Un modèle aberrant

José Bové  • 19 février 2009 abonné·es

La politique agricole commune (PAC) mise en place en 1958 par le traité de Rome avait trois objectifs : l’autosuffisance alimentaire européenne ; la recherche d’une alimentation au coût le moins élevé possible pour les consommateurs, notamment par une organisation des marchés qui éviterait les trop grandes fluctuations des prix (le panier de la ménagère devait être préservé en permettant une alimentation satisfaisante du point de vue de la quantité et de la qualité) ; et l’harmonisation durable des revenus des paysans par rapport aux autres catégories sociales. Ce dernier point n’a jamais été atteint.

La situation empire car les politiques sont prêts à sacrifier des agriculteurs et leurs revenus pour obtenir une baisse du prix des produits dans les grandes surfaces. Une politique aberrante puisque presque tout le monde sait que cela ne réussit jamais, sauf pour faire disparaître des exploitations ou pour agrandir leur taille, et pour réduire les revenus des paysans en augmentant ceux de l’agrobusiness. Ce qui n’évite d’ailleurs plus les faillites, voire les suicides, dans ce secteur. Pour tenter de peser sur le pouvoir d’achat, le système met des paysans au chômage, ce qui se voit moins qu’un plan social ou la fermeture d’une usine. Les départs, les dépressions nerveuses, les dérives personnelles des paysans ne font jamais la une des journaux alors qu’il y a 20 000 nouveaux chômeurs paysans tous les ans . Il faut savoir que 30 % des agriculteurs vivent au-dessous du seuil de pauvreté, et qu’il y en a de plus en plus qui continuent vaille que vaille à cultiver en étant au RMI. Ce système porte préjudice aux paysans, au milieu naturel et aux consommateurs.
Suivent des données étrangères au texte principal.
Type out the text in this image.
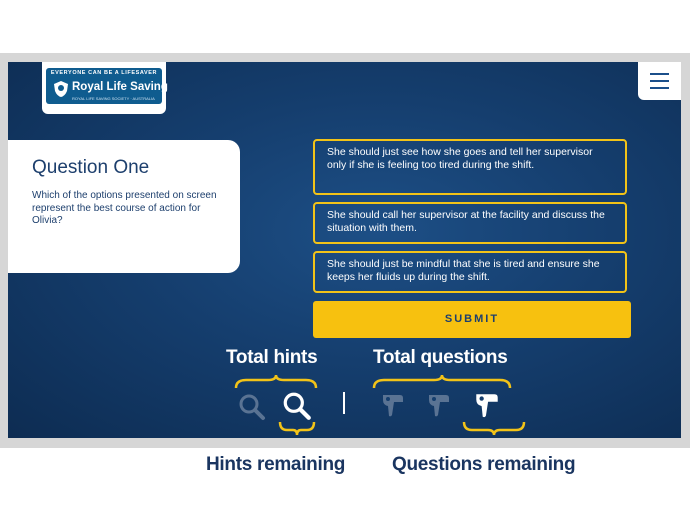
EVERYONE CAN BE A LIFESAVER
Royal Life Saving
ROYAL LIFE SAVING SOCIETY · AUSTRALIA
Question One
Which of the options presented on screen represent the best course of action for Olivia?
She should just see how she goes and tell her supervisor only if she is feeling too tired during the shift.
She should call her supervisor at the facility and discuss the situation with them.
She should just be mindful that she is tired and ensure she keeps her fluids up during the shift.
SUBMIT
Total hints	Total questions
Hints remaining Questions remaining
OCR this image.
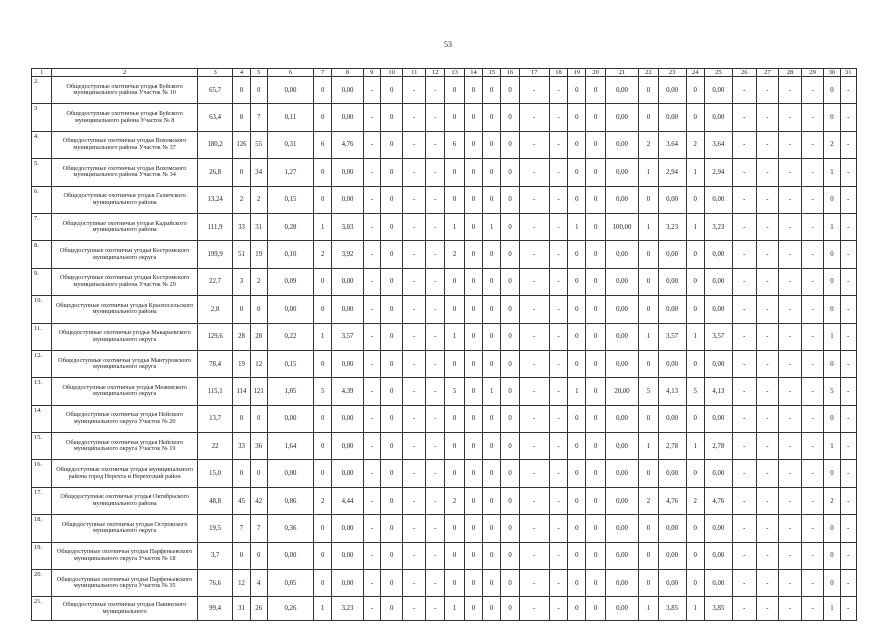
53
1	2	3	4	5	6	7	8	9	10	11	12	13	14	15	16	17	18	19	20	21	22	23	24	25	26	27	28	29	30	31
2.	Общедоступные охотничьи угодья Буйского муниципального района Участок № 10	65,7	0	0	0,00	0	0,00	-	0	-	-	0	0	0	0	-	-	0	0	0,00	0	0,00	0	0,00	-	-	-	-	0	-
3	Общедоступные охотничьи угодья Буйского муниципального района Участок № 8	63,4	8	7	0,11	0	0,00	-	0	-	-	0	0	0	0	-	-	0	0	0,00	0	0,00	0	0,00	-	-	-	-	0	-
4.	Общедоступные охотничьи угодья Вохомского муниципального района Участок № 37	180,2	126	55	0,31	6	4,76	-	0	-	-	6	0	0	0	-	-	0	0	0,00	2	3,64	2	3,64	-	-	-	-	2	-
5.	Общедоступные охотничьи угодья Вохомского муниципального района Участок № 34	26,8	0	34	1,27	0	0,00	-	0	-	-	0	0	0	0	-	-	0	0	0,00	1	2,94	1	2,94	-	-	-	-	1	-
6.	Общедоступные охотничьи угодья Галичского муниципального района	13,24	2	2	0,15	0	0,00	-	0	-	-	0	0	0	0	-	-	0	0	0,00	0	0,00	0	0,00	-	-	-	-	0	-
7.	Общедоступные охотничьи угодья Кадыйского муниципального района	111,9	33	31	0,28	1	3,03	-	0	-	-	1	0	1	0	-	-	1	0	100,00	1	3,23	1	3,23	-	-	-	-	1	-
8.	Общедоступные охотничьи угодья Костромского муниципального округа	199,9	51	19	0,10	2	3,92	-	0	-	-	2	0	0	0	-	-	0	0	0,00	0	0,00	0	0,00	-	-	-	-	0	-
9.	Общедоступные охотничьи угодья Костромского муниципального района Участок № 29	22,7	3	2	0,09	0	0,00	-	0	-	-	0	0	0	0	-	-	0	0	0,00	0	0,00	0	0,00	-	-	-	-	0	-
10.	Общедоступные охотничьи угодья Красносельского муниципального района	2,8	0	0	0,00	0	0,00	-	0	-	-	0	0	0	0	-	-	0	0	0,00	0	0,00	0	0,00	-	-	-	-	0	-
11.	Общедоступные охотничьи угодья Макарьевского муниципального округа	129,6	28	28	0,22	1	3,57	-	0	-	-	1	0	0	0	-	-	0	0	0,00	1	3,57	1	3,57	-	-	-	-	1	-
12.	Общедоступные охотничьи угодья Мантуровского муниципального округа	78,4	19	12	0,15	0	0,00	-	0	-	-	0	0	0	0	-	-	0	0	0,00	0	0,00	0	0,00	-	-	-	-	0	-
13.	Общедоступные охотничьи угодья Межевского муниципального округа	115,1	114	121	1,05	5	4,39	-	0	-	-	5	0	1	0	-	-	1	0	20,00	5	4,13	5	4,13	-	-	-	-	5	-
14.	Общедоступные охотничьи угодья Нейского муниципального округа Участок № 20	13,7	0	0	0,00	0	0,00	-	0	-	-	0	0	0	0	-	-	0	0	0,00	0	0,00	0	0,00	-	-	-	-	0	-
15.	Общедоступные охотничьи угодья Нейского муниципального округа Участок № 19	22	33	36	1,64	0	0,00	-	0	-	-	0	0	0	0	-	-	0	0	0,00	1	2,78	1	2,78	-	-	-	-	1	-
16.	Общедоступные охотничьи угодья муниципального района город Нерехта и Нерехтский район	15,0	0	0	0,00	0	0,00	-	0	-	-	0	0	0	0	-	-	0	0	0,00	0	0,00	0	0,00	-	-	-	-	0	-
17.	Общедоступные охотничьи угодья Октябрьского муниципального района	48,8	45	42	0,86	2	4,44	-	0	-	-	2	0	0	0	-	-	0	0	0,00	2	4,76	2	4,76	-	-	-	-	2	-
18.	Общедоступные охотничьи угодья Островского муниципального округа	19,5	7	7	0,36	0	0,00	-	0	-	-	0	0	0	0	-	-	0	0	0,00	0	0,00	0	0,00	-	-	-	-	0	-
19.	Общедоступные охотничьи угодья Парфеньевского муниципального округа Участок № 18	3,7	0	0	0,00	0	0,00	-	0	-	-	0	0	0	0	-	-	0	0	0,00	0	0,00	0	0,00	-	-	-	-	0	-
20.	Общедоступные охотничьи угодья Парфеньевского муниципального округа Участок № 35	76,6	12	4	0,05	0	0,00	-	0	-	-	0	0	0	0	-	-	0	0	0,00	0	0,00	0	0,00	-	-	-	-	0	-
21.	Общедоступные охотничьи угодья Павинского муниципального	99,4	31	26	0,26	1	3,23	-	0	-	-	1	0	0	0	-	-	0	0	0,00	1	3,85	1	3,85	-	-	-	-	1	-
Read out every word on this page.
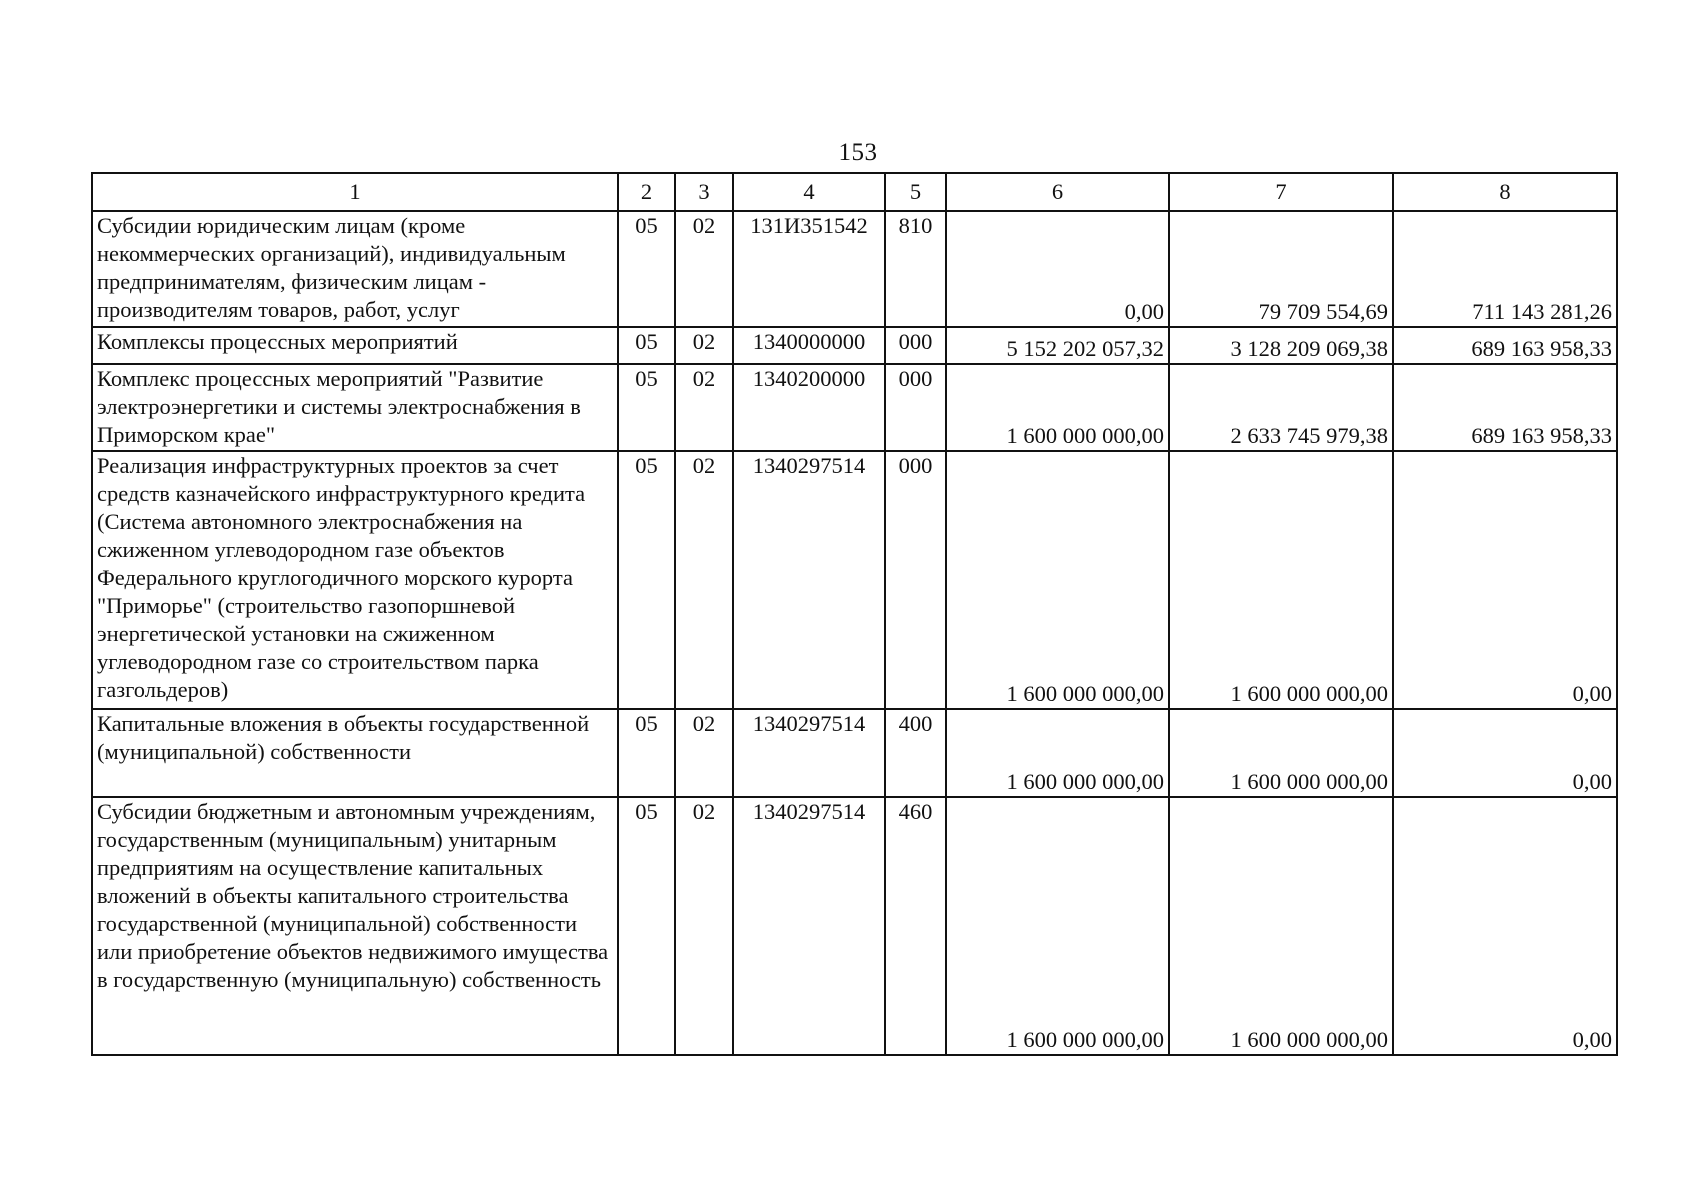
153
1	2	3	4	5	6	7	8
Субсидии юридическим лицам (кроме некоммерческих организаций), индивидуальным предпринимателям, физическим лицам - производителям товаров, работ, услуг	05	02	131И351542	810	0,00	79 709 554,69	711 143 281,26
Комплексы процессных мероприятий	05	02	1340000000	000	5 152 202 057,32	3 128 209 069,38	689 163 958,33
Комплекс процессных мероприятий "Развитие электроэнергетики и системы электроснабжения в Приморском крае"	05	02	1340200000	000	1 600 000 000,00	2 633 745 979,38	689 163 958,33
Реализация инфраструктурных проектов за счет средств казначейского инфраструктурного кредита (Система автономного электроснабжения на сжиженном углеводородном газе объектов Федерального круглогодичного морского курорта "Приморье" (строительство газопоршневой энергетической установки на сжиженном углеводородном газе со строительством парка газгольдеров)	05	02	1340297514	000	1 600 000 000,00	1 600 000 000,00	0,00
Капитальные вложения в объекты государственной (муниципальной) собственности	05	02	1340297514	400	1 600 000 000,00	1 600 000 000,00	0,00
Субсидии бюджетным и автономным учреждениям, государственным (муниципальным) унитарным предприятиям на осуществление капитальных вложений в объекты капитального строительства государственной (муниципальной) собственности или приобретение объектов недвижимого имущества в государственную (муниципальную) собственность	05	02	1340297514	460	1 600 000 000,00	1 600 000 000,00	0,00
L’agriculture vit sous un modèle libéral dirigé par l’agro-industrie, qui écrase les plus faibles en les décourageant pour qu’ils renoncent à leurs terres et à l’espoir. La politique agricole qui s’affiche au Salon est conçue et s’exécute en faveur de quelques multinationales qui ne se préoccupent ni de la qualité de l’alimentation, ni de la santé des consommateurs, ni du pouvoir d’achat ou du destin des paysans. Il est facile de le constater, l’exemple est récent, sur la question du lait : des prix revus sans cesse à la baisse sans le moindre égard pour les éleveurs, qui n’ont plus leur mot à dire face à des coopératives qui deviennent des entreprises à la recherche de profits. Une guerre économique contre les paysans et contre leurs revenus puisque, à chaque réforme ou inflexion de la PAC, nous constatons une hémorragie supplémentaire du nombre des exploitations : nous ne sommes plus que 400 000, et des milliers de paysans quittent leurs terres chaque année.
Ne s’en sortent, sans que leurs revenus deviennent extraordinaires, que les paysans qui réussissent à établir un contact direct avec les consommateurs, par exemple avec les Amap.
Le modèle est aberrant et considère que plus un pays est moderne moins il doit garder de paysans : 3 % de la population active en France, moins de 1 % en Grande-Bretagne. Voilà la modernité suggérée : un seuil minimal de paysans. Nous imitons le modèle des États-Unis ou de la Grande-Bretagne. En pesant sur le revenu des paysans pour qu’ils se désespèrent, pour qu’ils partent « volontairement ».